Ruhsat Güvencesinin Sağlanması: Maden hakları ve ruhsat güvencesinin arttırılması, yatırımcının ruhsat aldıktan sonra yapılan yasal değişikliklerden olumsuz etkilenmemesinin sağlanması, kazanılmış hakların korunarak ruhsat sahiplerinin ruhsatın alındığı tarihte geçerli olan yasal yükümlülüklerden sorumlu tutulması, hukukun genel ilkesi olan sonradan yürürlüğe giren mevzuattaki lehe olan hükümlerden faydalanması gerekmektedir. Günümüzde gerek ürün taahhüdüne girmiş gerekse madene dayalı tesis kurmuş, yatırım yapmış ruhsat sahiplerinin ruhsat güvencesi yoktur. Bu durumda olan madenciler de fırsat bulduklarında sektörden uzaklaşmaktadırlar. Ruhsat güvencesi olmadığı için sektör yatırım yapmak isteyen sermaye sahibi için cazip olmaktan uzaktır. Ruhsat Bedeli ve Devlet Hakkının Makul Seviyelere Çekilmesi: Maden Kanunu'na göre ruhsat sahiplerinden ruhsat bedeli adı altında yüksek bedeller talep edilmektedir. 2019 yılında 7164 sayılı Kanunla bu bedellerin hesaplanması karmaşık hale getirilmiş ve aşırı yükseltilmiştir. Diğer taraftan da Devlet hakkı ödemeleri ruhsat bedeli ile ilişkilendirilerek ruhsat sahibinin ödeyeceği Devlet hakkı kat kat artırılmıştır.

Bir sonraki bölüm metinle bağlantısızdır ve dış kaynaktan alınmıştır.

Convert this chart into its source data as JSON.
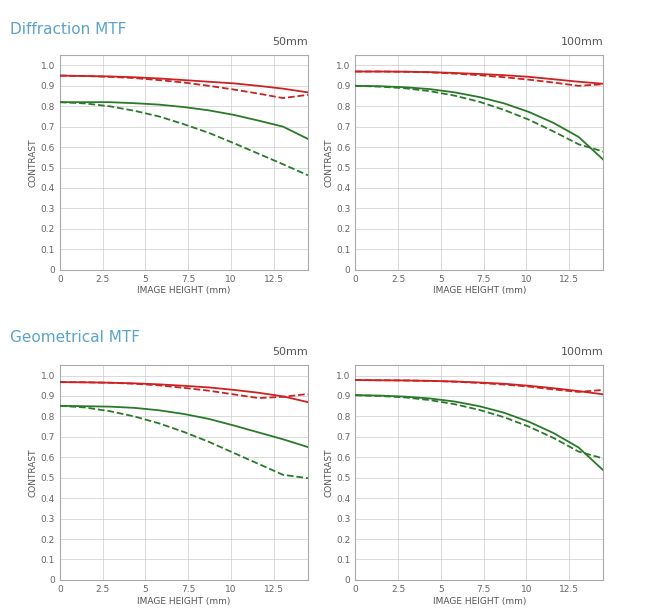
{
  "title_diffraction": "Diffraction MTF",
  "title_geometrical": "Geometrical MTF",
  "title_color": "#5ba3c9",
  "label_50mm": "50mm",
  "label_100mm": "100mm",
  "xlabel": "IMAGE HEIGHT (mm)",
  "ylabel": "CONTRAST",
  "xlim": [
    0,
    14.5
  ],
  "ylim": [
    0,
    1.05
  ],
  "xticks": [
    0,
    2.5,
    5,
    7.5,
    10,
    12.5
  ],
  "yticks": [
    0,
    0.1,
    0.2,
    0.3,
    0.4,
    0.5,
    0.6,
    0.7,
    0.8,
    0.9,
    1
  ],
  "background_color": "#ffffff",
  "plot_background": "#ffffff",
  "grid_color": "#cccccc",
  "red_color": "#cc2222",
  "green_color": "#2a7a2a",
  "diff_50_red_solid": [
    0.95,
    0.948,
    0.946,
    0.942,
    0.936,
    0.928,
    0.92,
    0.912,
    0.9,
    0.886,
    0.868
  ],
  "diff_50_red_dashed": [
    0.95,
    0.948,
    0.944,
    0.938,
    0.928,
    0.916,
    0.9,
    0.882,
    0.862,
    0.84,
    0.856
  ],
  "diff_50_grn_solid": [
    0.82,
    0.82,
    0.82,
    0.815,
    0.808,
    0.796,
    0.78,
    0.758,
    0.73,
    0.7,
    0.64
  ],
  "diff_50_grn_dashed": [
    0.82,
    0.814,
    0.8,
    0.778,
    0.75,
    0.712,
    0.67,
    0.62,
    0.568,
    0.516,
    0.462
  ],
  "diff_100_red_solid": [
    0.97,
    0.97,
    0.969,
    0.967,
    0.963,
    0.958,
    0.952,
    0.944,
    0.932,
    0.92,
    0.91
  ],
  "diff_100_red_dashed": [
    0.97,
    0.97,
    0.969,
    0.966,
    0.96,
    0.952,
    0.942,
    0.93,
    0.916,
    0.9,
    0.908
  ],
  "diff_100_grn_solid": [
    0.9,
    0.898,
    0.893,
    0.884,
    0.868,
    0.845,
    0.814,
    0.772,
    0.718,
    0.65,
    0.538
  ],
  "diff_100_grn_dashed": [
    0.9,
    0.896,
    0.888,
    0.874,
    0.852,
    0.822,
    0.782,
    0.734,
    0.676,
    0.614,
    0.578
  ],
  "geo_50_red_solid": [
    0.968,
    0.967,
    0.965,
    0.962,
    0.957,
    0.95,
    0.942,
    0.93,
    0.916,
    0.898,
    0.87
  ],
  "geo_50_red_dashed": [
    0.968,
    0.967,
    0.965,
    0.96,
    0.952,
    0.94,
    0.926,
    0.908,
    0.89,
    0.896,
    0.91
  ],
  "geo_50_grn_solid": [
    0.852,
    0.85,
    0.848,
    0.842,
    0.83,
    0.812,
    0.788,
    0.756,
    0.722,
    0.688,
    0.65
  ],
  "geo_50_grn_dashed": [
    0.852,
    0.844,
    0.826,
    0.8,
    0.766,
    0.724,
    0.676,
    0.622,
    0.568,
    0.514,
    0.498
  ],
  "geo_100_red_solid": [
    0.978,
    0.977,
    0.976,
    0.974,
    0.971,
    0.966,
    0.96,
    0.95,
    0.938,
    0.924,
    0.908
  ],
  "geo_100_red_dashed": [
    0.978,
    0.977,
    0.976,
    0.974,
    0.97,
    0.964,
    0.956,
    0.946,
    0.932,
    0.92,
    0.93
  ],
  "geo_100_grn_solid": [
    0.904,
    0.902,
    0.897,
    0.888,
    0.873,
    0.85,
    0.818,
    0.774,
    0.718,
    0.648,
    0.536
  ],
  "geo_100_grn_dashed": [
    0.904,
    0.9,
    0.893,
    0.88,
    0.86,
    0.832,
    0.796,
    0.75,
    0.694,
    0.628,
    0.594
  ],
  "x_values": [
    0,
    1.45,
    2.9,
    4.35,
    5.8,
    7.25,
    8.7,
    10.15,
    11.6,
    13.05,
    14.5
  ]
}
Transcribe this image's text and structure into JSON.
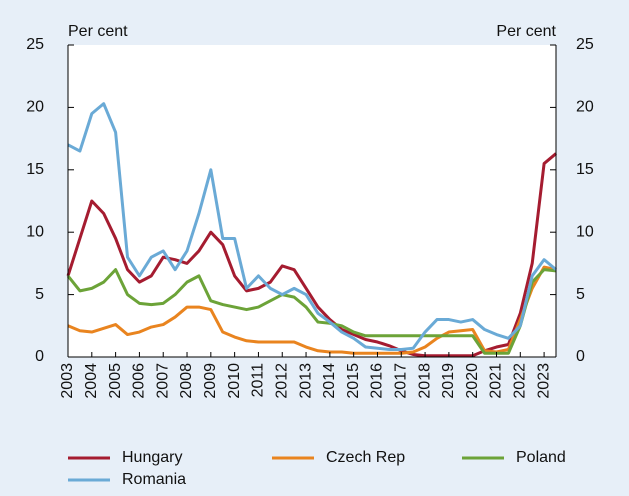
{
  "chart_data": {
    "type": "line",
    "y_label": "Per cent",
    "y2_label": "Per cent",
    "x": [
      2003.0,
      2003.5,
      2004.0,
      2004.5,
      2005.0,
      2005.5,
      2006.0,
      2006.5,
      2007.0,
      2007.5,
      2008.0,
      2008.5,
      2009.0,
      2009.5,
      2010.0,
      2010.5,
      2011.0,
      2011.5,
      2012.0,
      2012.5,
      2013.0,
      2013.5,
      2014.0,
      2014.5,
      2015.0,
      2015.5,
      2016.0,
      2016.5,
      2017.0,
      2017.5,
      2018.0,
      2018.5,
      2019.0,
      2019.5,
      2020.0,
      2020.5,
      2021.0,
      2021.5,
      2022.0,
      2022.5,
      2023.0,
      2023.5
    ],
    "xlim": [
      2003,
      2023.5
    ],
    "xticks": [
      2003,
      2004,
      2005,
      2006,
      2007,
      2008,
      2009,
      2010,
      2011,
      2012,
      2013,
      2014,
      2015,
      2016,
      2017,
      2018,
      2019,
      2020,
      2021,
      2022,
      2023
    ],
    "ylim": [
      0,
      25
    ],
    "yticks": [
      0,
      5,
      10,
      15,
      20,
      25
    ],
    "y2lim": [
      0,
      25
    ],
    "y2ticks": [
      0,
      5,
      10,
      15,
      20,
      25
    ],
    "series": [
      {
        "name": "Hungary",
        "color": "#a51c30",
        "values": [
          6.5,
          9.5,
          12.5,
          11.5,
          9.5,
          7.0,
          6.0,
          6.5,
          8.0,
          7.8,
          7.5,
          8.5,
          10.0,
          9.0,
          6.5,
          5.3,
          5.5,
          6.0,
          7.3,
          7.0,
          5.5,
          4.0,
          3.0,
          2.2,
          1.8,
          1.4,
          1.2,
          0.9,
          0.5,
          0.2,
          0.1,
          0.1,
          0.1,
          0.1,
          0.1,
          0.5,
          0.8,
          1.0,
          3.5,
          7.5,
          15.5,
          16.3
        ]
      },
      {
        "name": "Czech Rep",
        "color": "#e9841f",
        "values": [
          2.5,
          2.1,
          2.0,
          2.3,
          2.6,
          1.8,
          2.0,
          2.4,
          2.6,
          3.2,
          4.0,
          4.0,
          3.8,
          2.0,
          1.6,
          1.3,
          1.2,
          1.2,
          1.2,
          1.2,
          0.8,
          0.5,
          0.4,
          0.4,
          0.3,
          0.3,
          0.3,
          0.3,
          0.3,
          0.4,
          0.8,
          1.5,
          2.0,
          2.1,
          2.2,
          0.5,
          0.4,
          0.6,
          3.0,
          5.5,
          7.2,
          7.0
        ]
      },
      {
        "name": "Poland",
        "color": "#6ca338",
        "values": [
          6.5,
          5.3,
          5.5,
          6.0,
          7.0,
          5.0,
          4.3,
          4.2,
          4.3,
          5.0,
          6.0,
          6.5,
          4.5,
          4.2,
          4.0,
          3.8,
          4.0,
          4.5,
          5.0,
          4.8,
          4.0,
          2.8,
          2.7,
          2.5,
          2.0,
          1.7,
          1.7,
          1.7,
          1.7,
          1.7,
          1.7,
          1.7,
          1.7,
          1.7,
          1.7,
          0.3,
          0.3,
          0.3,
          2.5,
          6.0,
          7.0,
          6.9
        ]
      },
      {
        "name": "Romania",
        "color": "#6aaad6",
        "values": [
          17.0,
          16.5,
          19.5,
          20.3,
          18.0,
          8.0,
          6.5,
          8.0,
          8.5,
          7.0,
          8.5,
          11.5,
          15.0,
          9.5,
          9.5,
          5.5,
          6.5,
          5.5,
          5.0,
          5.5,
          5.0,
          3.5,
          2.8,
          2.0,
          1.5,
          0.8,
          0.7,
          0.6,
          0.6,
          0.7,
          2.0,
          3.0,
          3.0,
          2.8,
          3.0,
          2.2,
          1.8,
          1.5,
          2.5,
          6.5,
          7.8,
          7.0
        ]
      }
    ]
  }
}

7164 Sayılı Kanunun Geriye Dönük Uygulanmaması: 7164 sayılı Kanununda bir hüküm olmamasına karşın MAPEG tarafından Kanun geriye yürütülmek suretiyle 2018 yılında ödenmesi gereken en düşük Devlet hakkı tutarının, 2018 yılı ruhsat taban bedeli yerine işletme ruhsat bedeli kadar ödenmesi istenmiştir. Bu durum ruhsat sahiplerinden haksız bir bedel alınmasına neden olmaktadır. Ruhsat sahipleri yasal olmadığı için bu duyuruya uymamıştır. MAPEG fark talep edildiğinde ruhsat sahipleri yargıya gidecektir. Sorunun yargı sürecinden önce çözülmesinde yarar vardır.
Emsal Bedel Sorunu: Maden Kanununa göre Devlet hakkı ocak başı satış bedeli, fatura bedeli, emsal bedel, ruhsat bedeli, MAPEG'in yayınladığı bedelden en yüksek hangisi ise o değer üzerinden alınmaktadır. Haksızlığa uğradığını düşünen ruhsat sahibi yargıya gitmektedir. Bu soruna çözüm bulunmalıdır.